Bad weather hampers rescue ops; mass cremations begin

Bad weather hampers rescue ops; mass cremations begin

Fresh rains and dense fog Wednesday hampered rescue operations in flood-hit Uttarakhand, where around 7,500 people are still stranded, as the authorities said they were taking all precautions to prevent the outbreak of an epidemic with hundreds of bodies reported to be buried under the debris.

The process of cremating the bodies began Wednesday with the National Disaster Management Authority (NDMA) conducting a mass cremation of around 300 bodies at Kedarnath.

The bodies of 17 of the 20 people killed in the Indian Air Force chopper crash Tuesday were recovered. The IAF chief, Air Chief Marshal N.A.K. Browne, visited Gauchar, where the IAF has set up its rescue base. He expressed grief over the death of the personnel belonging to the IAF, the Indo-Tibetan Border Police (ITBP) and the National Disaster Response Force (NDRF) in the crash.

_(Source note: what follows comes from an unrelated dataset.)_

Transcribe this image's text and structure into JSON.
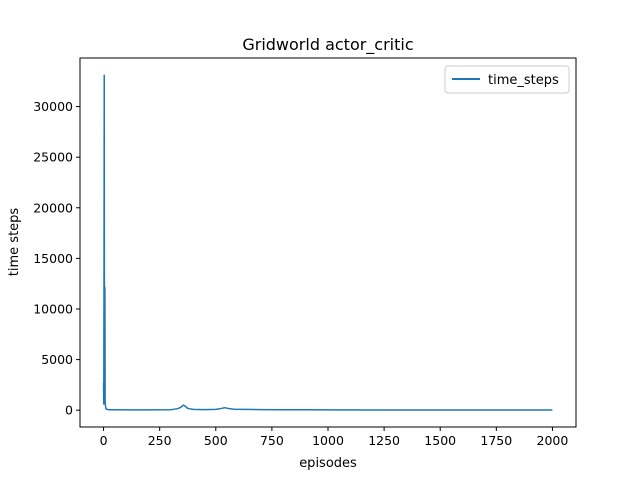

"We are proud to be here and proud to be doing the job… we need to hang on there. The period will last for another 8-10 days," Browne said in encouragement to the rescue teams.

Prime Minister Manmohan Singh has condoled the deaths. "Your men have done heroic work in treacherous circumstances and saved thousands of lives," he told Browne.
Bad weather held up rescue operations at many places. While the skies opened up in some places, dense fog remained a cause of concern in most places, holding up helicopter services.

Uttarakhand Chief Minister Vijay Bahuguna said that the people stranded in Harsil would be rescued by Thursday and those in Badrinath would be evacuated in "one or two days" if the weather is conducive for air operations.

Bahuguna said state and central teams are testing the waters and studying other factors to ensure there is no outbreak of an epidemic.

"There is a fear that an epidemic may break out. Secretary health (of the state) and central teams are surveying the areas and are carrying medicines," Bahuguna said.
The ITBP said its men based in Gaurigaon were conducting a search on foot in the hills of Uttarakhand to recover the bodies of those killed.

The NDMA said it had performed the mass cremation of around 300 bodies Wednesday. NDMA vice chairperson N. Shashidhar Reddy said the mass cremations would be performed in batches and the process would be completed by Friday.

"Our rescue operations will hopefully be completed by tomorrow. There is about 8-10 feet of debris in and around Kedarnath. We need to clear it. Several bodies may be trapped underneath it; the death toll may reach 1,000," Reddy told reporters in New Delhi.
Survivors said they were thankful to be alive.

Vimla Devi from Patna, who was rescued from Kedarnath, said she can never forget the horror that unfolded after the floodwater receded from the temple. "There were dead bodies lying everywhere.. It was terrible."

A local in Guptkashi said all their homes had been washed away. "We were without food for three-four days, we drank water from the well and sometimes even rain water."
Helicopter services were continuing in Dharasu area of Uttarkashi. But with the inclement weather continuing to affect the rescue, the army was now focusing more on evacuation on foot.

Rescuers were urging people to walk to army base camps with the help of troopers guiding them.

The hundreds who had reached relief and medical camps set up by the army were waiting for the weather to clear so that chopper sorties could begin and they can be airlifted to Dehradun, Haridwar and Rishikesh.

More than 845 people have been confirmed dead in the natural calamity that hit Uttarakhand June 15.

Rajya Sabha Chairman Hamid Ansari and Lok Sabha Speaker Meira Kumar have appealed to MPs to contribute to the rehabilitation effort from theor MPLADS funds and to donate one month's salary.